JOINT BASE CHARLESTON, S.C. –
When people hear the term "green belt," it's common to think of martial arts. However, a 437th Airlift Wing master sergeant didn't break any boards to obtain his green belt qualification. In fact, the qualification itself has nothing to do with karate.
Master Sgt. Gregory Butler, 437th Aircraft Maintenance Squadron Air Force Special Operations of the 21st Century program manager, continues improving mission capabilities after being recognized as a qualified AFSO21 Green Belt Facilitator March 5, 2013, at Joint Base Charleston - Air Base, S.C.
As a qualified green belt, Butler has a skilled understanding on where costs can be cut, processes streamlined and his squadron's service improved. He is also able to organize and manage teams when needed as a facilitator and oversee the process.
Before obtaining his AFSO21 Green Belt Facilitator Qualification, Butler completed a series of requirements designed to ensure the most qualified individuals are properly trained and are able to facilitate any event properly.
The first requirement was completion of Lean Awareness training, creating a solid foundation for Lean Processes, which help individuals understand the overall impact of how to improve a business. The course is taught within the civilian sector and has been adopted by the Department of Defense.

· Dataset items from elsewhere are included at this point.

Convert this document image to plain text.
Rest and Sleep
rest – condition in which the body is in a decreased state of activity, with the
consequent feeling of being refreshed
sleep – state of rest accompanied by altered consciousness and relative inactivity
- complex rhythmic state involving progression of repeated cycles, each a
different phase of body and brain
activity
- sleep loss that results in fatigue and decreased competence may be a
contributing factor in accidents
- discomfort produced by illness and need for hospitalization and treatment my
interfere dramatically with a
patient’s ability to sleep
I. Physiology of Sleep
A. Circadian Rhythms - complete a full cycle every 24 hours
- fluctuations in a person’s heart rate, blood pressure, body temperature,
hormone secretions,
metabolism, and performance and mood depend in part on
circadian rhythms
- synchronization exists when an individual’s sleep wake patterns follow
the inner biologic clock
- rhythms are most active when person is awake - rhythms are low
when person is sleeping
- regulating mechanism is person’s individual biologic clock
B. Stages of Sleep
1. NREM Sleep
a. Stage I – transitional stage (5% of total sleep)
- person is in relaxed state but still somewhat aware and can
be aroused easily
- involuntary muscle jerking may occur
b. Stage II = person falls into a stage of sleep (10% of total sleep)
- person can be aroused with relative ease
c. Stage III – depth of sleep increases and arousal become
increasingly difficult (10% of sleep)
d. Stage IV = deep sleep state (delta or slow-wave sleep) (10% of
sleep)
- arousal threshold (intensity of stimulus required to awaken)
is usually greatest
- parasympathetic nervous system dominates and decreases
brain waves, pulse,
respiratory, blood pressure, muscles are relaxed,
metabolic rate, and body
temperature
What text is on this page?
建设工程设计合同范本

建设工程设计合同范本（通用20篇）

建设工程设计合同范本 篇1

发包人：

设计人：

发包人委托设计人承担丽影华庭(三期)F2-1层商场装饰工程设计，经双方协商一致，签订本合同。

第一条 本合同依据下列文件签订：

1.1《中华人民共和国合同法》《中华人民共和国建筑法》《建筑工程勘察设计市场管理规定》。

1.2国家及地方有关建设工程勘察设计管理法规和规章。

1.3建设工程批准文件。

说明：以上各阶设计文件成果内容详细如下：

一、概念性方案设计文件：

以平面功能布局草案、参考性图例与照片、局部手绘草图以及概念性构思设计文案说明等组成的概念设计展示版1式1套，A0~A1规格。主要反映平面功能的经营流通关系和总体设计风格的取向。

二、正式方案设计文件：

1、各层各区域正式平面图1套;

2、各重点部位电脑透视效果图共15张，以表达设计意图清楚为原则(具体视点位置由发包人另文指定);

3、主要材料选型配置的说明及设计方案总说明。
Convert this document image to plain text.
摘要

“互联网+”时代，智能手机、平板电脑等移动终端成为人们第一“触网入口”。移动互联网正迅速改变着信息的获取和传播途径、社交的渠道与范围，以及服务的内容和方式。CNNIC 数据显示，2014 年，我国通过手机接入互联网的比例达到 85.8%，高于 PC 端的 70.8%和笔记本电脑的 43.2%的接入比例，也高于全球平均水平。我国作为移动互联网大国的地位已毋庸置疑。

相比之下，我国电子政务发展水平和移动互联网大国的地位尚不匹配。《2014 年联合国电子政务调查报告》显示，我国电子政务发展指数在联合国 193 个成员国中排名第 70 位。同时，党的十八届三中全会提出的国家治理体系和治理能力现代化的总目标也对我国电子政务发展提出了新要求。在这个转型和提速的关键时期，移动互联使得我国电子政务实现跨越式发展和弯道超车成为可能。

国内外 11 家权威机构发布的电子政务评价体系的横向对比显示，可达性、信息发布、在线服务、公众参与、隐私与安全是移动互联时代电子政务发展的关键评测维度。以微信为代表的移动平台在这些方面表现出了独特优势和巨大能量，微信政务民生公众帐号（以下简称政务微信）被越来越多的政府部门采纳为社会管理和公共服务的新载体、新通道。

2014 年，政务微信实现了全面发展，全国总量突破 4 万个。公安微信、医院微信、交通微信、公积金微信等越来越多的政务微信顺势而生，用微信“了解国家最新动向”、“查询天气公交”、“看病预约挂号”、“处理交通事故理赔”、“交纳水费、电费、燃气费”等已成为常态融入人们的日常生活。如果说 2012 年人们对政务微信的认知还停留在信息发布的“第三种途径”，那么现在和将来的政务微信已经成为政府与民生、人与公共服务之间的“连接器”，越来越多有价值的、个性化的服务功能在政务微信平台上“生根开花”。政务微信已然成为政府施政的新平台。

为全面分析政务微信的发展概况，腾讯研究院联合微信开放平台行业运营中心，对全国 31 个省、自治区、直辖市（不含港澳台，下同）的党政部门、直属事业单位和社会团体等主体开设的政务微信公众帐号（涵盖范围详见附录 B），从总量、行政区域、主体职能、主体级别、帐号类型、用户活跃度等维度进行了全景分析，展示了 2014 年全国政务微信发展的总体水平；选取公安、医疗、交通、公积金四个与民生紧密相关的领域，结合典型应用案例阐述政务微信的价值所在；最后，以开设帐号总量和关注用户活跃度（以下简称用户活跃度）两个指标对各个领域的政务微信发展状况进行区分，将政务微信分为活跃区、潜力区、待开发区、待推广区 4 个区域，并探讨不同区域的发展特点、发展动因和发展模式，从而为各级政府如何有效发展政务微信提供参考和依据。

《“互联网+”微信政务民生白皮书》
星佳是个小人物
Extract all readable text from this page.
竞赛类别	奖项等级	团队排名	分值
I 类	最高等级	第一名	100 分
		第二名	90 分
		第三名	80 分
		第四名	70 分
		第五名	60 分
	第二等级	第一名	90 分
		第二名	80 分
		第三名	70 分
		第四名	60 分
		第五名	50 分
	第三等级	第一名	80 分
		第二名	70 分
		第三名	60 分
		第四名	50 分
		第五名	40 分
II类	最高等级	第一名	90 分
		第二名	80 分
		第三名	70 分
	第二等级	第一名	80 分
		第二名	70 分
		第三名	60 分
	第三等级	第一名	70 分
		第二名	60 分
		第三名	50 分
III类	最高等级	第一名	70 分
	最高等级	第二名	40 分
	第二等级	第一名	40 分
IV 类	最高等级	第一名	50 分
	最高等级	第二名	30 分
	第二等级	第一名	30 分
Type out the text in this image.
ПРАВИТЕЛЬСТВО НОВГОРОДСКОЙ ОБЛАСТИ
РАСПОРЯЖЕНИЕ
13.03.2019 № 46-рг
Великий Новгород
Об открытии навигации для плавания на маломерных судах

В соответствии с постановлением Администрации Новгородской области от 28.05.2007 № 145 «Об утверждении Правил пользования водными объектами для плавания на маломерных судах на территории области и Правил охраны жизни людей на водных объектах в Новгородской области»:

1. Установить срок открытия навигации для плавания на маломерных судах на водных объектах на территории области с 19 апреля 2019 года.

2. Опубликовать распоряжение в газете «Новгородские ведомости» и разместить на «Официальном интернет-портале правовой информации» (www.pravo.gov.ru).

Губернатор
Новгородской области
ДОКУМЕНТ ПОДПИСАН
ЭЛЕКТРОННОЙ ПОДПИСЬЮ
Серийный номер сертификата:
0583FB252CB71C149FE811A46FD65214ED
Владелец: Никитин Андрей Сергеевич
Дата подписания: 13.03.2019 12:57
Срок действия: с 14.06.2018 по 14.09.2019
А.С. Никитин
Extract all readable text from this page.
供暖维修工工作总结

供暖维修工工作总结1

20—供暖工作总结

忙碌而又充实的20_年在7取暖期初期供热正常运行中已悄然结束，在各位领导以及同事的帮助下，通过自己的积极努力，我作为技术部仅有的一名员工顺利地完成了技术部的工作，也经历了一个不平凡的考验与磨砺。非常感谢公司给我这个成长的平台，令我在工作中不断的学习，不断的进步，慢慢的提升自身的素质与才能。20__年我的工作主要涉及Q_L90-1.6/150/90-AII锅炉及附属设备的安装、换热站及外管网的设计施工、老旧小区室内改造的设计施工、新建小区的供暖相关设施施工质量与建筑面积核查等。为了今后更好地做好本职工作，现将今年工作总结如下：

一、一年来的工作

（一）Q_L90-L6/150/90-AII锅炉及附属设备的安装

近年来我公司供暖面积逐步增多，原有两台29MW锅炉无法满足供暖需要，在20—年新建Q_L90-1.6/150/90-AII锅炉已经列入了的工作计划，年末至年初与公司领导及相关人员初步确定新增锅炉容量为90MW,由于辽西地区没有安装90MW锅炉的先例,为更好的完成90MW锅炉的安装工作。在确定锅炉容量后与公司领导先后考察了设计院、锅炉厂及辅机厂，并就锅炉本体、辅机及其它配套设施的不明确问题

After grasping a solid understanding of Lean Processes, Butler became a certified Lean Awareness instructor, mastering the ability to competently provide training during an improvement initiative.
Other requirements include a five-day training course over green belt facilitating, observing an improvement initiative facilitated by an AFSO21 Green or Black Belt qualified facilitator, followed by co-facilitating with a qualified individual. The final step is facilitating a situation without assistance from a co-facilitator and being evaluated by an AFSO21 Black Belt qualified facilitator.
AFSO21 focuses on generating efficiencies and improving combat capability across the Air Force. In addition, it is applied to every process associated with the Air Force mission, from the flight line to mission support.
The program is organized and governed by AFSO21 facilitators, like Butler, and the improvement techniques' primary goal is to significantly increase combat capabilities, generate savings and maintain safety. The capabilities enable Airmen to change their day-to-day operating style to integrate continuous improvement into the full spectrum of the Air Force operations.
According to Butler, even good processes can be made better and some of the most innovative ideas come from the youngest Airmen.
"Airmen enter the military with fresh ideas," said Butler. "Their ability to find solutions to problems has been proven. My job is to take their ideas, manage teams and implement the ideas."
AFSO21 has five primary goals that contribute toward improving the Air Force. Airmen generating ideas should know the goals when generating efficiency and money saving ideas. The AFSO21 Five Desired Effects include:
1. Increase productivity of our people - doing more of the right things with the same or less effort
2. Increase critical equipment availability rates - all assets available at a greater rate from aircraft, to information technology, to range space, etc.
3. Improve response time and agility - quicker response time to the warfighter
4. Sustain safe and reliable operations - reduce injury rates, increase safety and safe use of material assets
5. Improve energy efficiency - make energy conservation a consideration in everything we do
"The smallest idea, from the youngest Airmen can still make the biggest impact across the Air Force," said Butler. "Airmen with innovative ideas should bring them to their leadership's attention, eliminating aspects of Airmen's jobs they don't have to do will help gain process efficiencies with fewer resources and increase our mission effectiveness."